If you want to play the latest games at 4K resolution, you need a card with a lot of VRAM.
However, taking the preceding generalizations with a grain of salt would be best. Depending on the GPU’s power, graphics card manufacturers add the appropriate amount of VRAM to the card.
Therefore, a $75 graphics card will only have a small amount of VRAM, whereas a $500 graphics card will have a lot more. If a weak GPU isn’t powerful enough to render a video that requires 8GB of VRAM to store, having that much VRAM in the card is a waste.

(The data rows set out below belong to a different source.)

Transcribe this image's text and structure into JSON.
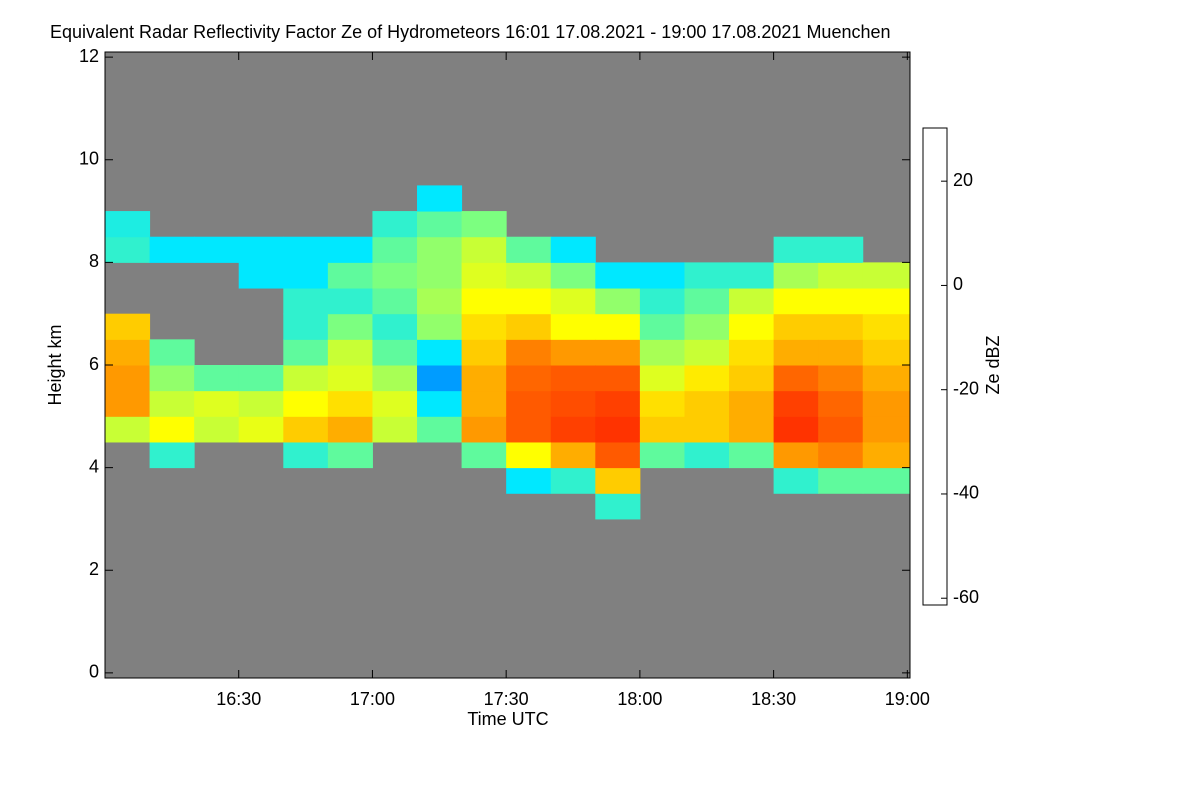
{
  "chart_data": {
    "type": "heatmap",
    "title": "Equivalent Radar Reflectivity Factor Ze of Hydrometeors   16:01 17.08.2021 - 19:00 17.08.2021 Muenchen",
    "x_label": "Time UTC",
    "y_label": "Height km",
    "colorbar_label": "Ze dBZ",
    "background": "#808080",
    "xlim": [
      16.0,
      19.01
    ],
    "ylim": [
      -0.1,
      12.1
    ],
    "zlim": [
      -61.3,
      30.2
    ],
    "xticks": [
      {
        "value": 16.5,
        "label": "16:30"
      },
      {
        "value": 17,
        "label": "17:00"
      },
      {
        "value": 17.5,
        "label": "17:30"
      },
      {
        "value": 18,
        "label": "18:00"
      },
      {
        "value": 18.5,
        "label": "18:30"
      },
      {
        "value": 19,
        "label": "19:00"
      }
    ],
    "yticks": [
      0,
      2,
      4,
      6,
      8,
      10,
      12
    ],
    "zticks": [
      -60,
      -40,
      -20,
      0,
      20
    ],
    "colormap": [
      {
        "value": -61.3,
        "color": "#5a5a78"
      },
      {
        "value": -45,
        "color": "#0000c8"
      },
      {
        "value": -35,
        "color": "#0050ff"
      },
      {
        "value": -25,
        "color": "#00e8ff"
      },
      {
        "value": -12,
        "color": "#7cff80"
      },
      {
        "value": 0,
        "color": "#ffff00"
      },
      {
        "value": 10,
        "color": "#ff9900"
      },
      {
        "value": 20,
        "color": "#ff1a00"
      },
      {
        "value": 30.2,
        "color": "#800000"
      }
    ],
    "x_edges": [
      16.0,
      16.1667,
      16.3333,
      16.5,
      16.6667,
      16.8333,
      17.0,
      17.1667,
      17.3333,
      17.5,
      17.6667,
      17.8333,
      18.0,
      18.1667,
      18.3333,
      18.5,
      18.6667,
      18.8333,
      19.01
    ],
    "y_edges": [
      0,
      0.5,
      1,
      1.5,
      2,
      2.5,
      3,
      3.5,
      4,
      4.5,
      5,
      5.5,
      6,
      6.5,
      7,
      7.5,
      8,
      8.5,
      9,
      9.5,
      10,
      10.5,
      11,
      11.5,
      12
    ],
    "values": [
      [
        null,
        null,
        null,
        null,
        null,
        null,
        null,
        null,
        null,
        -5,
        10,
        10,
        8,
        5,
        null,
        null,
        -20,
        -22,
        null,
        null,
        null,
        null,
        null,
        null
      ],
      [
        null,
        null,
        null,
        null,
        null,
        null,
        null,
        null,
        -20,
        0,
        -5,
        -10,
        -15,
        null,
        null,
        null,
        -25,
        null,
        null,
        null,
        null,
        null,
        null,
        null
      ],
      [
        null,
        null,
        null,
        null,
        null,
        null,
        null,
        null,
        null,
        -5,
        -3,
        -15,
        null,
        null,
        null,
        null,
        -25,
        null,
        null,
        null,
        null,
        null,
        null,
        null
      ],
      [
        null,
        null,
        null,
        null,
        null,
        null,
        null,
        null,
        null,
        -2,
        -5,
        -15,
        null,
        null,
        null,
        -25,
        -25,
        null,
        null,
        null,
        null,
        null,
        null,
        null
      ],
      [
        null,
        null,
        null,
        null,
        null,
        null,
        null,
        null,
        -20,
        5,
        0,
        -5,
        -15,
        -20,
        -20,
        -25,
        -25,
        null,
        null,
        null,
        null,
        null,
        null,
        null
      ],
      [
        null,
        null,
        null,
        null,
        null,
        null,
        null,
        null,
        -15,
        8,
        3,
        -3,
        -5,
        -12,
        -20,
        -15,
        -25,
        null,
        null,
        null,
        null,
        null,
        null,
        null
      ],
      [
        null,
        null,
        null,
        null,
        null,
        null,
        null,
        null,
        null,
        -5,
        -3,
        -8,
        -15,
        -20,
        -15,
        -12,
        -15,
        -20,
        null,
        null,
        null,
        null,
        null,
        null
      ],
      [
        null,
        null,
        null,
        null,
        null,
        null,
        null,
        null,
        null,
        -15,
        -25,
        -30,
        -25,
        -10,
        -8,
        -10,
        -10,
        -15,
        -25,
        null,
        null,
        null,
        null,
        null
      ],
      [
        null,
        null,
        null,
        null,
        null,
        null,
        null,
        null,
        -15,
        10,
        8,
        8,
        5,
        3,
        0,
        -3,
        -5,
        -12,
        null,
        null,
        null,
        null,
        null,
        null
      ],
      [
        null,
        null,
        null,
        null,
        null,
        null,
        null,
        -25,
        0,
        15,
        15,
        14,
        12,
        5,
        0,
        -5,
        -15,
        null,
        null,
        null,
        null,
        null,
        null,
        null
      ],
      [
        null,
        null,
        null,
        null,
        null,
        null,
        null,
        -20,
        8,
        17,
        16,
        15,
        10,
        0,
        -3,
        -12,
        -25,
        null,
        null,
        null,
        null,
        null,
        null,
        null
      ],
      [
        null,
        null,
        null,
        null,
        null,
        null,
        -20,
        5,
        15,
        18,
        17,
        15,
        10,
        0,
        -10,
        -25,
        null,
        null,
        null,
        null,
        null,
        null,
        null,
        null
      ],
      [
        null,
        null,
        null,
        null,
        null,
        null,
        null,
        null,
        -15,
        5,
        3,
        -3,
        -8,
        -15,
        -20,
        -25,
        null,
        null,
        null,
        null,
        null,
        null,
        null,
        null
      ],
      [
        null,
        null,
        null,
        null,
        null,
        null,
        null,
        null,
        -20,
        5,
        5,
        2,
        -5,
        -10,
        -15,
        -20,
        null,
        null,
        null,
        null,
        null,
        null,
        null,
        null
      ],
      [
        null,
        null,
        null,
        null,
        null,
        null,
        null,
        null,
        -15,
        8,
        8,
        5,
        3,
        0,
        -5,
        -20,
        null,
        null,
        null,
        null,
        null,
        null,
        null,
        null
      ],
      [
        null,
        null,
        null,
        null,
        null,
        null,
        null,
        -20,
        10,
        18,
        17,
        14,
        8,
        5,
        0,
        -8,
        -20,
        null,
        null,
        null,
        null,
        null,
        null,
        null
      ],
      [
        null,
        null,
        null,
        null,
        null,
        null,
        null,
        -15,
        12,
        15,
        14,
        12,
        8,
        5,
        0,
        -5,
        -20,
        null,
        null,
        null,
        null,
        null,
        null,
        null
      ],
      [
        null,
        null,
        null,
        null,
        null,
        null,
        null,
        -15,
        8,
        10,
        10,
        8,
        5,
        3,
        0,
        -5,
        null,
        null,
        null,
        null,
        null,
        null,
        null,
        null
      ]
    ]
  }
}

Extremes are not a concern with VRAM. You don’t need an $800 top-of-the-line card with 12GB of VRAM to play 2D indie platformers. When a card you want to buy is available in multiple VRAM configurations, you only need to worry about how much to get. VRAM isn’t the only factor to consider when selecting a GPU.
Common Video RAM Concerns
Remember that more VRAM does not always imply better performance, just like more RAM. If your card has 4GB of VRAM and you’re playing a game that only uses 2GB, upgrading to an 8GB card will make little difference.
In contrast, more VRAM is needed. If VRAM runs out, the system must rely on standard RAM, and performance suffers greatly. You’ll suffer from a lower frame rate, texture pop-ins, and other adverse effects. In extreme cases, the game may stall and become impossible to play (anything under 30FPS).
Remember that VRAM is only one performance factor. Rendering 4K video will take forever if your CPU needs to be more powerful. A lack of system RAM prevents you from running multiple programs simultaneously, and using a mechanical hard drive severely limits system performance. Furthermore, some low-cost graphics cards use slow DDR3 VRAM, which is inferior to the faster DDR6 and DDR5 used in modern graphics cards.
Talk to a knowledgeable person to determine which graphics card and amount of video RAM are best for you.
Ask a friend who is knowledgeable about the latest graphics cards, or post on a forum such as Reddit or Tom’s Hardware to see if a specific graphics card would work for your needs.
Understanding VRAM With Integrated Graphics
So far, we’ve assumed that you have a dedicated graphics card on your PC. Most people who build their computer or buy a prebuilt gaming PC have a desktop computer with a video card. Some more powerful laptops even have a dedicated graphics card.
However, budget laptops and off-the-shelf desktops do not include video cards and instead use integrated graphics.
An integrated graphics solution means the GPU is on the same die as the CPU and shares your regular system RAM rather than its dedicated VRAM. This is a cost-effective solution that enables laptops to output basic graphics without the need for a space- and energy-consuming video card. However, integrated graphics must be improved for gaming and graphically intensive tasks.
Your CPU determines how much performance you’ll get from integrated graphics. Newer Intel CPUs with Intel Iris Xe Graphics are more potent than their older and less expensive counterparts but still need dedicated graphics.
Suppose your computer is less than a few years old. In that case, you should have no trouble watching videos, playing low-intensity games, and working in primary photo and video editing apps with integrated graphics.
However, playing the most recent graphically impressive games with integrated graphics is impossible at a comfortable frame rate.
Now You Understand Video RAM
You now understand what video RAM is, how much you require, and how to increase it. Finally, remember that video RAM is only a tiny part of your computer’s overall performance. Even with a lot of VRAM, a weak GPU would perform poorly.
So, to increase gaming and graphical performance, you should first upgrade your graphics card, processor, and RAM—the VRAM should sort itself out.